O coletivo envolvido no projeto optou por contar a saga do
príncipe Míchkin, "o homem
absolutamente belo", como
uma "novela teatral" em três
partes. As sessões se sustentam
por si, mas é recomendável assisti-las na sequência e deve-se
tomá-las como uma obra única.
Publicado originalmente na
forma de folhetim, "O Idiota"
guarda características formais
do gênero. A escritura é prolixa,
recheada de episódios laterais,
que colaboram na armação de
um tortuoso fio narrativo.
Para
cada momento crucial somam-se várias curvas protelatórias,
sem falar nas descrições minuciosas do psiquismo de personagens atormentados, ambas
difíceis de transpor para o jogo
presencial com a platéia.
Na adaptação de Aury Porto,
mentor do projeto e ator protagonista, o caudaloso romance
foi reduzido a doze cenas. Esta
síntese, que envolveu dois anos
de trabalho e dezenas de colaboradores, implicou na eliminação de muitos personagens e
na fusão em alguns deles de outros tantos.
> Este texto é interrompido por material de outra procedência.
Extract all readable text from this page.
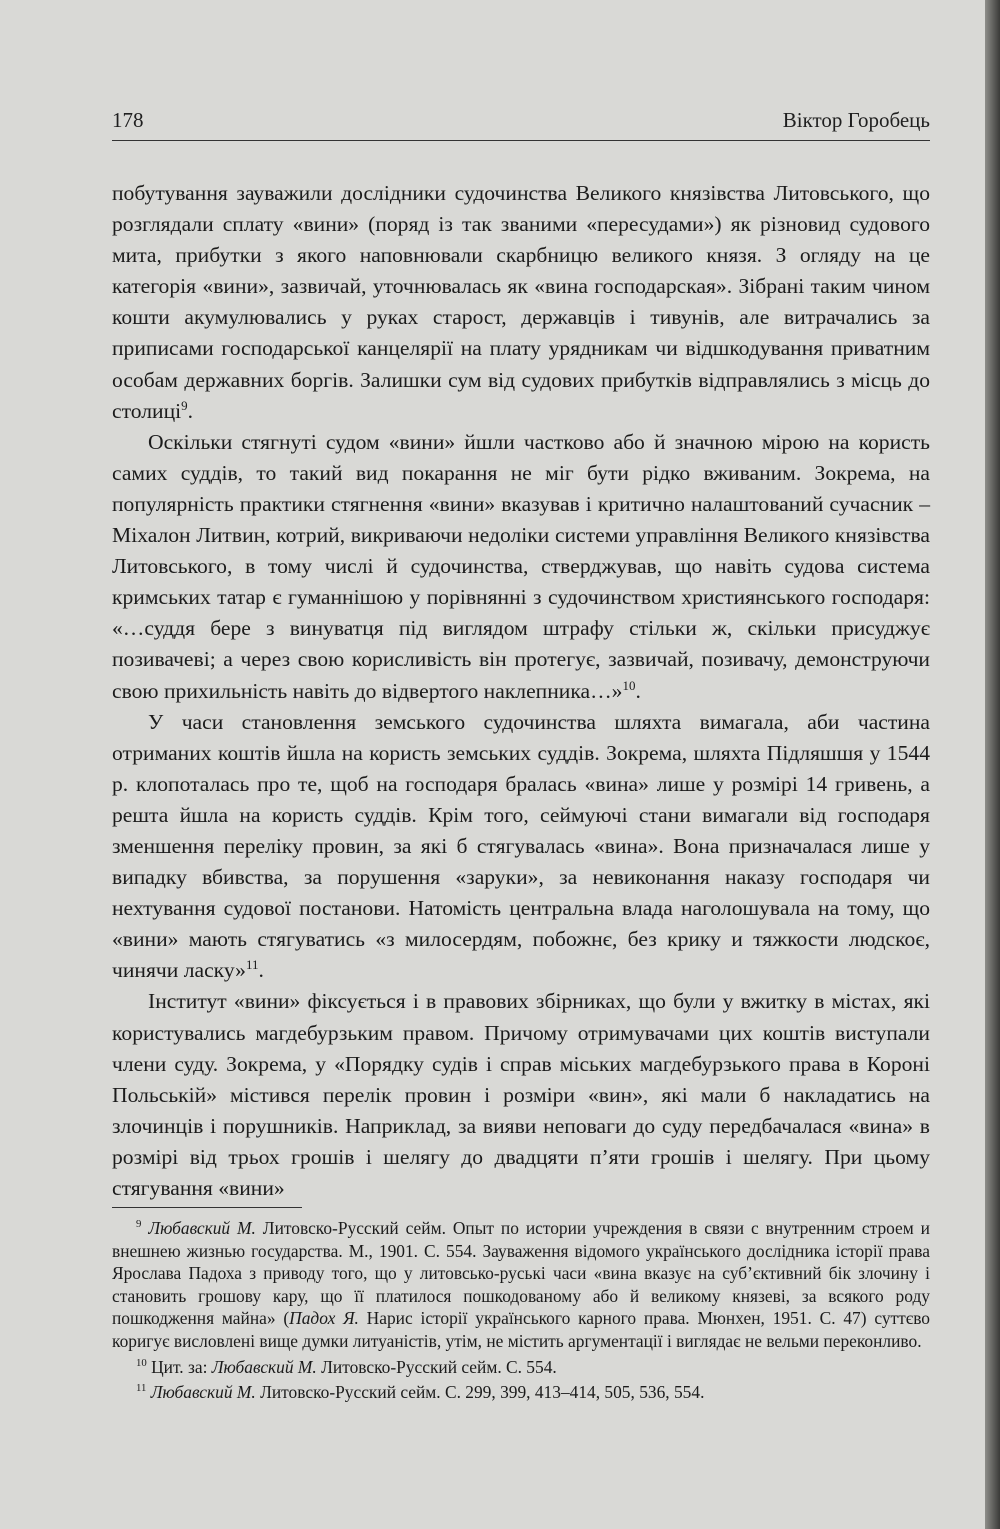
178	Віктор Горобець

побутування зауважили дослідники судочинства Великого князівства Литовського, що розглядали сплату «вини» (поряд із так званими «пересудами») як різновид судового мита, прибутки з якого наповнювали скарбницю великого князя. З огляду на це категорія «вини», зазвичай, уточнювалась як «вина господарская». Зібрані таким чином кошти акумулювались у руках старост, державців і тивунів, але витрачались за приписами господарської канцелярії на плату урядникам чи відшкодування приватним особам державних боргів. Залишки сум від судових прибутків відправлялись з місць до столиці$^9$.

Оскільки стягнуті судом «вини» йшли частково або й значною мірою на користь самих суддів, то такий вид покарання не міг бути рідко вживаним. Зокрема, на популярність практики стягнення «вини» вказував і критично налаштований сучасник – Міхалон Литвин, котрий, викриваючи недоліки системи управління Великого князівства Литовського, в тому числі й судочинства, стверджував, що навіть судова система кримських татар є гуманнішою у порівнянні з судочинством християнського господаря: «…суддя бере з винуватця під виглядом штрафу стільки ж, скільки присуджує позивачеві; а через свою корисливість він протегує, зазвичай, позивачу, демонструючи свою прихильність навіть до відвертого наклепника…»$^{10}$.

У часи становлення земського судочинства шляхта вимагала, аби частина отриманих коштів йшла на користь земських суддів. Зокрема, шляхта Підляшшя у 1544 р. клопоталась про те, щоб на господаря бралась «вина» лише у розмірі 14 гривень, а решта йшла на користь суддів. Крім того, сеймуючі стани вимагали від господаря зменшення переліку провин, за які б стягувалась «вина». Вона призначалася лише у випадку вбивства, за порушення «заруки», за невиконання наказу господаря чи нехтування судової постанови. Натомість центральна влада наголошувала на тому, що «вини» мають стягуватись «з милосердям, побожнє, без крику и тяжкости людскоє, чинячи ласку»$^{11}$.

Інститут «вини» фіксується і в правових збірниках, що були у вжитку в містах, які користувались магдебурзьким правом. Причому отримувачами цих коштів виступали члени суду. Зокрема, у «Порядку судів і справ міських магдебурзького права в Короні Польській» містився перелік провин і розміри «вин», які мали б накладатись на злочинців і порушників. Наприклад, за вияви неповаги до суду передбачалася «вина» в розмірі від трьох грошів і шелягу до двадцяти п’яти грошів і шелягу. При цьому стягування «вини»

$^9$ Любавский М. Литовско-Русский сейм. Опыт по истории учреждения в связи с внутренним строем и внешнею жизнью государства. М., 1901. С. 554. Зауваження відомого українського дослідника історії права Ярослава Падоха з приводу того, що у литовсько-руські часи «вина вказує на суб’єктивний бік злочину і становить грошову кару, що її платилося пошкодованому або й великому князеві, за всякого роду пошкодження майна» (Падох Я. Нарис історії українського карного права. Мюнхен, 1951. С. 47) суттєво коригує висловлені вище думки литуаністів, утім, не містить аргументації і виглядає не вельми переконливо.

$^{10}$ Цит. за: Любавский М. Литовско-Русский сейм. С. 554.

$^{11}$ Любавский М. Литовско-Русский сейм. С. 299, 399, 413–414, 505, 536, 554.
Se nuances preciosas da fábula desapareceram,
ganhou-se em fluência espetacular, com ênfase nos momentos agudos da trama.
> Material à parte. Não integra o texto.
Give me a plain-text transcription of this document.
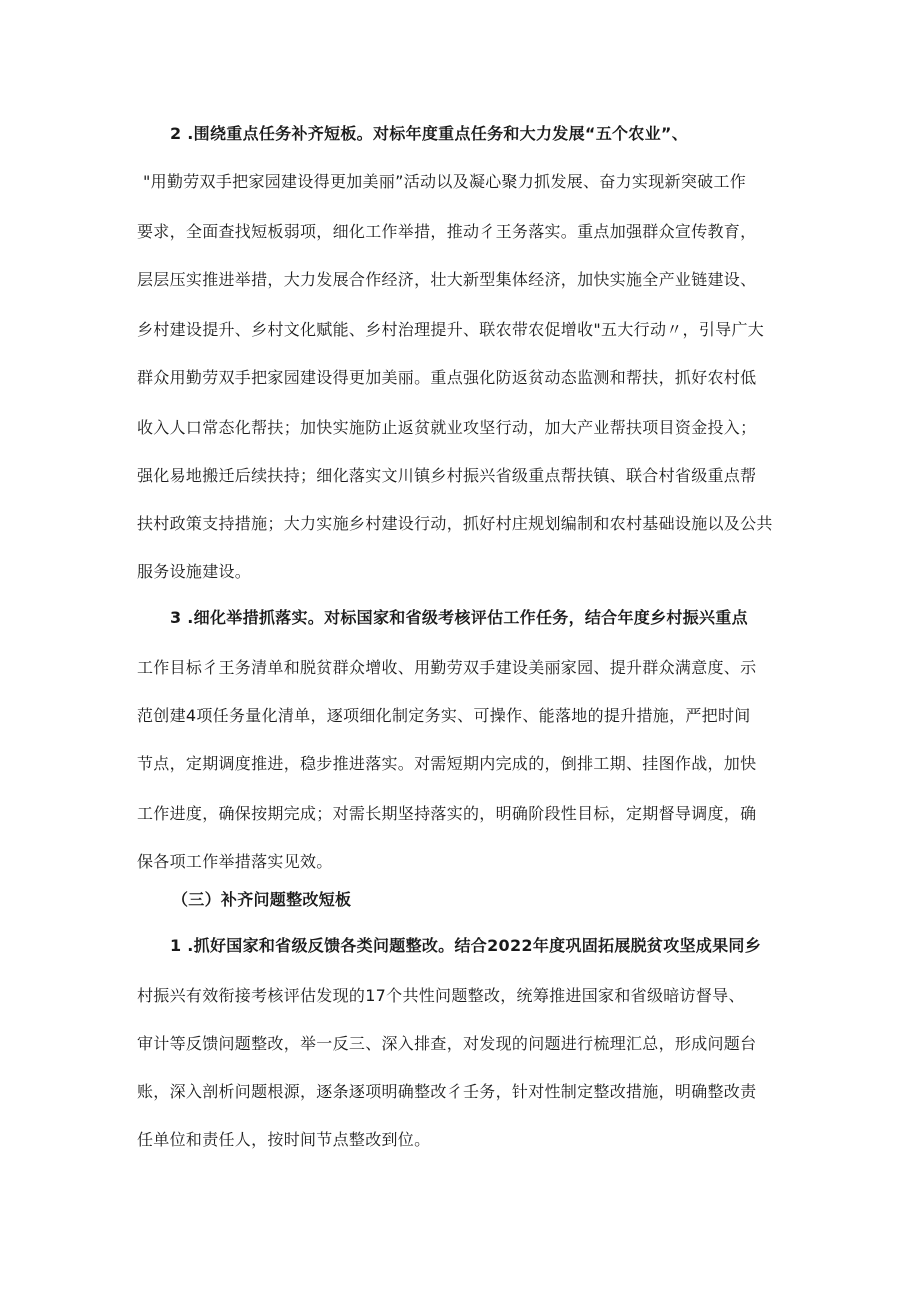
2 .围绕重点任务补齐短板。对标年度重点任务和大力发展“五个农业”、
"用勤劳双手把家园建设得更加美丽”活动以及凝心聚力抓发展、奋力实现新突破工作
要求，全面查找短板弱项，细化工作举措，推动彳王务落实。重点加强群众宣传教育，
层层压实推进举措，大力发展合作经济，壮大新型集体经济，加快实施全产业链建设、
乡村建设提升、乡村文化赋能、乡村治理提升、联农带农促增收"五大行动〃，引导广大
群众用勤劳双手把家园建设得更加美丽。重点强化防返贫动态监测和帮扶，抓好农村低
收入人口常态化帮扶；加快实施防止返贫就业攻坚行动，加大产业帮扶项目资金投入；
强化易地搬迁后续扶持；细化落实文川镇乡村振兴省级重点帮扶镇、联合村省级重点帮
扶村政策支持措施；大力实施乡村建设行动，抓好村庄规划编制和农村基础设施以及公共
服务设施建设。
3 .细化举措抓落实。对标国家和省级考核评估工作任务，结合年度乡村振兴重点
工作目标彳王务清单和脱贫群众增收、用勤劳双手建设美丽家园、提升群众满意度、示
范创建4项任务量化清单，逐项细化制定务实、可操作、能落地的提升措施，严把时间
节点，定期调度推进，稳步推进落实。对需短期内完成的，倒排工期、挂图作战，加快
工作进度，确保按期完成；对需长期坚持落实的，明确阶段性目标，定期督导调度，确
保各项工作举措落实见效。
（三）补齐问题整改短板
1 .抓好国家和省级反馈各类问题整改。结合2022年度巩固拓展脱贫攻坚成果同乡
村振兴有效衔接考核评估发现的17个共性问题整改，统筹推进国家和省级暗访督导、
审计等反馈问题整改，举一反三、深入排查，对发现的问题进行梳理汇总，形成问题台
账，深入剖析问题根源，逐条逐项明确整改彳壬务，针对性制定整改措施，明确整改责
任单位和责任人，按时间节点整改到位。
A montagem explicita as características narrativas da cena
contemporânea, que tende a
expor-se como processo construtivo, muito mais do que se
disfarçar por trás da ação dramática. De fato, as dificuldades
de adequar aquela prosa literária à situação teatral são superadas pela linguagem cênica estar aqui emancipada das convenções do drama, e poder falar
por si, em seus próprios termos.
O conjunto da obra é extraordinário por diversas razões.
Primeiro pela circunstância espacial. A cenógrafa Laura Vinci
despe o galpão do Sesc Pompéia de arquibancadas e paredes e instaura, com contundência minimalista e incisões precisas, um ambiente propício a
deambulação do público.
A partir de nichos modulares e com
soluções próprias a cada sessão,
cria um campo de forças estético poderoso, que harmoniza as
diferenças estilísticas dos três
espetáculos.
Outra felicidade é o encontro
de atores e atrizes de uma mesma geração, egressos de diferentes companhias. Estão todos bem, mas, sobretudo, Aury
Porto, com seu Míchkin sereno
e patético, Sílvia Prado com sua
Lisavieta mercurial e benigna,
em seu melhor desempenho na
carreira, e Lúcia Romano com
uma Aglaia densa e sublime.
Freddy Allan está seguro como
o jovial Kólia e Vanderlei Bernardino convincente como o
intrigante e vil Lhêbediev.
Luah Guimarãez, como a pecadora santificada Nastássia Filípovna, e Sérgio Siviéro como
Ragôjan, o antagonista amoroso do príncipe, entregam-se à
passionalidade das personagens, e Luiz Mármora é virtuoso nas criações do milionário
Tôtski e do bonachão Ívolguin.
Sílvio Restiff arca com Gánia, o
personagem mais descaracterizado na adaptação.
Tudo isto articulado por Cibele Forjaz, ainda em diálogo
com Zé Celso, mas cada vez
mais senhora de uma poética
própria. Sem forçar a mão, ela
aproxima uma história da Rússia do século 19 do Brasil de hoje.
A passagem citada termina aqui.